Plus largement, l’analyse au Burkina Faso souligne la nécessité de considérer d’autres facteurs qui influent sur le retard de croissance, en particulier la défécation en plein air ou la prévalence du paludisme, tandis qu’au Ghana, les résultats émergents indiquent la nécessité pour les nouveaux programmes d’intégrer le plaidoyer pour un financement accru du gouvernement, d’élargir la couverture géographique d’interventions efficaces, d’améliorer la qualité de l’alimentation des enfants, de renforcer les capacités dans la prestation de services de nutrition et d’améliorer la coordination des efforts entre les parties prenantes. Dans les deux pays, les problèmes futurs seront vraisemblement liés à a croissance de formes relativement nouvelles de malnutrition – à savoir la prévalence du surpoids et de l’obésité. Au niveau communautaire au Burkina Faso, les femmes ont expliqué que les gâteaux et les sucreries sont de nouveaux arrivants sur le marché et ont exprimé des inquiétudes quant à la valeur nutritive de ces aliments. Bien que le gouvernement ne semble pas s’attaquer systématiquement aux problèmes liés à la surconsommation d’aliments riches en matières grasses et riches en sucre, les préoccupations de ces femmes signalent de potentiels défis à l’avenir. Les leçons à éviter peuvent être tirées du Ghana, où l’obésité chez les femmes a déjà atteint 16,6 % et où la prévalence du surpoids chez les femmes est de 41 % (chez les hommes, ces chiffres sont encore nettement inférieurs à 4,5 % et 22,1 %).

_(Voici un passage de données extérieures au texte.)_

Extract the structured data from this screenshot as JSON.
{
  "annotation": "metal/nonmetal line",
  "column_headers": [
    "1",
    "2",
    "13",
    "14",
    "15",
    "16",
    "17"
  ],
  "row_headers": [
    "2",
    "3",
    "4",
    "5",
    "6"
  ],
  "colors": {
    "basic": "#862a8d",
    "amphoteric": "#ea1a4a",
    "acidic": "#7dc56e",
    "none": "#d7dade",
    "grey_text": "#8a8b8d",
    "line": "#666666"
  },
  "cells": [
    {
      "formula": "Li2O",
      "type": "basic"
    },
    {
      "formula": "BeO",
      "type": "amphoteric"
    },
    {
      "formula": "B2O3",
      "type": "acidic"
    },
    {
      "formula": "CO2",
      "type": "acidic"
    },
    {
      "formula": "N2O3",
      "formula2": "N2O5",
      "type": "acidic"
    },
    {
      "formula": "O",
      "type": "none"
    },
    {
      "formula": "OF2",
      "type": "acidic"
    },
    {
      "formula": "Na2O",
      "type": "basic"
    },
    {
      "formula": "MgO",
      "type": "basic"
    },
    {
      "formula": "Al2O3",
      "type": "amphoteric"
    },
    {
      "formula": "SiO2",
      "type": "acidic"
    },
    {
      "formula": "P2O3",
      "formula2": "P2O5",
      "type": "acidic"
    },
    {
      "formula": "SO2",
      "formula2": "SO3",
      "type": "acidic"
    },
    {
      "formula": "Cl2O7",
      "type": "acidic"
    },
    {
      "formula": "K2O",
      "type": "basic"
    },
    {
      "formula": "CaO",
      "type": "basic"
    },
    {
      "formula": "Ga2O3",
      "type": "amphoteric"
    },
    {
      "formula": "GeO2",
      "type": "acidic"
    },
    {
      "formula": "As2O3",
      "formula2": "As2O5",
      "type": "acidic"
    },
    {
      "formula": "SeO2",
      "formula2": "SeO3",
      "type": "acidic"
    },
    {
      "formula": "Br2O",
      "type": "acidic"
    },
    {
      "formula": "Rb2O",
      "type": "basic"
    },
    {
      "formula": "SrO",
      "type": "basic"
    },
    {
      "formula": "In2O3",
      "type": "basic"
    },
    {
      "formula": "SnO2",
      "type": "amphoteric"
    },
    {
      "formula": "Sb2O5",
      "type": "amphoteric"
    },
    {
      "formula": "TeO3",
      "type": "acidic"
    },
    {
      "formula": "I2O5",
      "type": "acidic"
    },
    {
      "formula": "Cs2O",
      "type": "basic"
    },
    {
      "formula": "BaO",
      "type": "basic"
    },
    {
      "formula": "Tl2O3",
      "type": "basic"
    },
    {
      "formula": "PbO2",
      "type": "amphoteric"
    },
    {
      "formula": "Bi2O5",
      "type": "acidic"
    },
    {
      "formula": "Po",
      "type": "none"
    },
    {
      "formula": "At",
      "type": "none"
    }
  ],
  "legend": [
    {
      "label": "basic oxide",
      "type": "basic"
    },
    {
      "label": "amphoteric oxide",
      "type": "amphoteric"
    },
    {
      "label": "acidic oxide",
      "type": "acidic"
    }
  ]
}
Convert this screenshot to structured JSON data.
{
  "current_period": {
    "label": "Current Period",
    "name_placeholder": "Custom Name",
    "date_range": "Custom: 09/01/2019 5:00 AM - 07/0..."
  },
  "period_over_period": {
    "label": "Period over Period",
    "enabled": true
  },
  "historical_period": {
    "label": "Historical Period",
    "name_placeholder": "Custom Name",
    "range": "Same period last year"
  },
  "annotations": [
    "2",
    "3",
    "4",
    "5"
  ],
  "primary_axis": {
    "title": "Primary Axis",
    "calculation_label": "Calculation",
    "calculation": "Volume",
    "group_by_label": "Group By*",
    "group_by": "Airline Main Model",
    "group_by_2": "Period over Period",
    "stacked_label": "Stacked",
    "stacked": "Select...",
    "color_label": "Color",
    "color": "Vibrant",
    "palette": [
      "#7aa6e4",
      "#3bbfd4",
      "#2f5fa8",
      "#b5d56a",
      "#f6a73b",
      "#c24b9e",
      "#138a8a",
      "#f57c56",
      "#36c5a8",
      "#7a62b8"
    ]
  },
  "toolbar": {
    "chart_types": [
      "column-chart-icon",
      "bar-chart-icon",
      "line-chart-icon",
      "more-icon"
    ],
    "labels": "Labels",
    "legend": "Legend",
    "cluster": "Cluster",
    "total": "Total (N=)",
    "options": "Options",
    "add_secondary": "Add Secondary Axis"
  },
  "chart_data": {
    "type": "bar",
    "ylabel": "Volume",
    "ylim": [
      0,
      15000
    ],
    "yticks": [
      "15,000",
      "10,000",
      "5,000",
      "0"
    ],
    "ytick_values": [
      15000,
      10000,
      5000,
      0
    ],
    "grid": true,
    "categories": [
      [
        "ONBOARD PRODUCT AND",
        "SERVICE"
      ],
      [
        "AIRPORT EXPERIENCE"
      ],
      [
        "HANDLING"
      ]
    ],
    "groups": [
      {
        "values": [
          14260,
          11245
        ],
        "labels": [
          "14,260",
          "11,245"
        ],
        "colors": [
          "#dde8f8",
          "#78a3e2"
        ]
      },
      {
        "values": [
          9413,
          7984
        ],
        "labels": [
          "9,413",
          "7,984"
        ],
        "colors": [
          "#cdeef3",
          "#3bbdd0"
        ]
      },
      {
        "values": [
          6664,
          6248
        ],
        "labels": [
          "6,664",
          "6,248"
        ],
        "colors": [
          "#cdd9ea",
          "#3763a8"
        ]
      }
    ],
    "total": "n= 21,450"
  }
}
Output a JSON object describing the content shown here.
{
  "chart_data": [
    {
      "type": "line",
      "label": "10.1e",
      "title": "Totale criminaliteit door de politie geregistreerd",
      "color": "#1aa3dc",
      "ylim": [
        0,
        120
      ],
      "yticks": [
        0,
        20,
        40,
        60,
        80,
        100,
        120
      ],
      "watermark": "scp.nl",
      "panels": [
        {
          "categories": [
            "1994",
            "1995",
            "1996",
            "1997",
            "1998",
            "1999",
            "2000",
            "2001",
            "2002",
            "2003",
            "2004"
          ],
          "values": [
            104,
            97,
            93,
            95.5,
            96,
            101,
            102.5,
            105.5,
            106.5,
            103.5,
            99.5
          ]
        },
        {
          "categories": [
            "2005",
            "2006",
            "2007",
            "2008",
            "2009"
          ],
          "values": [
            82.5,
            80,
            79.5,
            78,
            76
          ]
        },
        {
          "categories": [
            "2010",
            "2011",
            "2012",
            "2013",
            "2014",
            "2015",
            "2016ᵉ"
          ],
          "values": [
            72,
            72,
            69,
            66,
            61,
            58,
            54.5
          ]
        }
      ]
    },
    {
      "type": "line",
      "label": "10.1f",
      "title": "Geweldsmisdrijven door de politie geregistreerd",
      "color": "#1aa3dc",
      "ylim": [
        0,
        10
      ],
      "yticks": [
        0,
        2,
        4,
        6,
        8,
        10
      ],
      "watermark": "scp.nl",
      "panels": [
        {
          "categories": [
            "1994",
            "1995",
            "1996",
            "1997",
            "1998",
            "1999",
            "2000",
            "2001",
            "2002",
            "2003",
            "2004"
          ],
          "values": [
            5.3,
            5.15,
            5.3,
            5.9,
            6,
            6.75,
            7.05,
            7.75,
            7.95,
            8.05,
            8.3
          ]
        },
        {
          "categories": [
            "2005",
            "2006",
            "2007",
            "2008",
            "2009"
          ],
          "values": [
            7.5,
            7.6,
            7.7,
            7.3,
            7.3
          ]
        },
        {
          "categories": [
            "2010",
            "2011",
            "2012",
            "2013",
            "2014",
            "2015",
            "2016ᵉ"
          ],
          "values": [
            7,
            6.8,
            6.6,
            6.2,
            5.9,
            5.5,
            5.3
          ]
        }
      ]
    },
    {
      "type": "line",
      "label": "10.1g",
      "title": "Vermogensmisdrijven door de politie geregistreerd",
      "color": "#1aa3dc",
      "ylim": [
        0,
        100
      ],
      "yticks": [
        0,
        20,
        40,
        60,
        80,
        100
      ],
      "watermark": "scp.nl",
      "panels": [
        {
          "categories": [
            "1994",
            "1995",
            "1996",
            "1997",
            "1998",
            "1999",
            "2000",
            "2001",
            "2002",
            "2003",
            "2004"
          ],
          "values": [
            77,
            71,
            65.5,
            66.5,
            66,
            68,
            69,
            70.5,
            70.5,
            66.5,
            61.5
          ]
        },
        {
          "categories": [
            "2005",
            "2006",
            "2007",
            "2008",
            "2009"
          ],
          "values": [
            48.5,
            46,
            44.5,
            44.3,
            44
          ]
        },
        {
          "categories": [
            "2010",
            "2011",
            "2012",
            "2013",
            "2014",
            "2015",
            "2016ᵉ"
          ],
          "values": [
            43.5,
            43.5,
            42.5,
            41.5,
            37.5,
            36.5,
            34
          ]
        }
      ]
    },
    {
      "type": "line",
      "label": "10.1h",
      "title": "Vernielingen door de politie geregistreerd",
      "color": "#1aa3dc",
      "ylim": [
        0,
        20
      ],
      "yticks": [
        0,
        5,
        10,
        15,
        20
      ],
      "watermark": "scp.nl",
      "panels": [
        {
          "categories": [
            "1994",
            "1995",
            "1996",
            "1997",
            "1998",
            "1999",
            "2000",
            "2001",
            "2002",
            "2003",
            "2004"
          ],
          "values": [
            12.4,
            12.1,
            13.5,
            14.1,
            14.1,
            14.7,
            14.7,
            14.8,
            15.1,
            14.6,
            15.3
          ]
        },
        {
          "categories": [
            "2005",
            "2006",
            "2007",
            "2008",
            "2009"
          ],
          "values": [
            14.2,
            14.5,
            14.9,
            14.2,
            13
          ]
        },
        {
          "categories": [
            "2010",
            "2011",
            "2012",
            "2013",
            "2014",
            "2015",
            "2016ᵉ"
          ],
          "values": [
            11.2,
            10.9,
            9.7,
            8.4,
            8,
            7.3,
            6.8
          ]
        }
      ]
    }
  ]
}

De tels défis ont influencé un nouvel ensemble d’études à travers le monde qui se penchera sur les « les récits des défis en matière de nutrition » de différents pays, en particulier concernant l’obésité, le surpoids et le « double fardeau » (de multiples formes de malnutrition simultanées), y compris une étude qui mettra l’accent sur les perceptions de la communauté à l’égard des facteurs du surpoids et de l’obésité chez les femmes au Ghana. Ces études cumulées devraient fournir un ensemble impressionnant de ressources pour ceux qui veulent transformer la nutrition en Afrique de l’Ouest
[1] Scaling Up Nutrition (initiative de renforcement de la nutrition)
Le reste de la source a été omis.